Now, labor was compensated regularly by wages and salaries, whereas the capitalist-entrepreneur had to wait for the duration of the production cycle, which could be as long as a year, in the case of internationally traded goods or cash crops. Moreover, Marxist theory of intrinsic value worked well for goods which are basic necessities, but not so well for luxury goods. For one thing, the inherent unpredictability of human gratification meant that scarcity and abundance could not be ignored in valuing a good. Thus marginal utility came to play an important role in ascertaining economic value, as demonstrated by the oft-quoted diamond-water paradox. This meant that there was great uncertainty about the compensation that should accrue to the capitalist-entrepreneur at the end of the production cycle, even if one ignored the fact that the capitalist-entrepreneur waits for his/her compensation unlike the laborer. The cause of the uncertainty was that the market would determine the value of the produced good according to the supply and the demand prevailing at that later time, not according to an intrinsic value of the good.

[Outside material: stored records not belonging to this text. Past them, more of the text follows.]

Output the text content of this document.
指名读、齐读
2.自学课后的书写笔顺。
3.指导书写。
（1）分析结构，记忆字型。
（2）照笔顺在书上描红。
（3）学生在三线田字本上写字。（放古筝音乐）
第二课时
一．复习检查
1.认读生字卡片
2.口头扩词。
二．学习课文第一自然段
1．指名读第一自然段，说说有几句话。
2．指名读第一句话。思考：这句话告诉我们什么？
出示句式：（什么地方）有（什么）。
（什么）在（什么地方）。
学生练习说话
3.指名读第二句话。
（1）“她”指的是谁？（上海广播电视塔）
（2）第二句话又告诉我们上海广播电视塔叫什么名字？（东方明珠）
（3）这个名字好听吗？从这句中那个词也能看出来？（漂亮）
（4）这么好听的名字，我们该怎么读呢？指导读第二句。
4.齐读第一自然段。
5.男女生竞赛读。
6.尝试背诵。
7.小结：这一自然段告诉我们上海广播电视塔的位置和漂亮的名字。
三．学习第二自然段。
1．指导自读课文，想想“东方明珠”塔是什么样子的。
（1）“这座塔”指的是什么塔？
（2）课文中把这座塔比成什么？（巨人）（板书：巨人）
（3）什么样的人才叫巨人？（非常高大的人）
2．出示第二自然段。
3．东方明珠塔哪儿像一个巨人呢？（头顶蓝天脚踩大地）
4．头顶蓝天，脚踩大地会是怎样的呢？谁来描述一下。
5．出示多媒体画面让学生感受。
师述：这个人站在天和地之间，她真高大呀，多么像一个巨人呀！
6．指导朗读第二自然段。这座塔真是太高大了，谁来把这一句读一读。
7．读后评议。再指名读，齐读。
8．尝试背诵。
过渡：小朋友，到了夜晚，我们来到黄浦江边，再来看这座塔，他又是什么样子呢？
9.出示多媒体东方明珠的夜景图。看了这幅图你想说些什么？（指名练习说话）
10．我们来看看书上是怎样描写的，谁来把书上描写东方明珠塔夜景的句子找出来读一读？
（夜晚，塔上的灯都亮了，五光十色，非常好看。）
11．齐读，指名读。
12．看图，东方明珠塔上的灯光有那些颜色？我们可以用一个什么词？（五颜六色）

Thus it came to be regarded, through the theory of marginal utility, that the risk that the capitalist-entrepreneur was assuming in his/her business venture accounted for the compensation that was due for his/her capital.
[The rest of this article would be made available next week, upon request]
PS: In the interest of full disclosure, perhaps I should state here that I hold a software job in the mid-West with an annual salary of $40,000. In defending the role of Wall Street in this article, I do not obtain any monetary benefit whatsoever.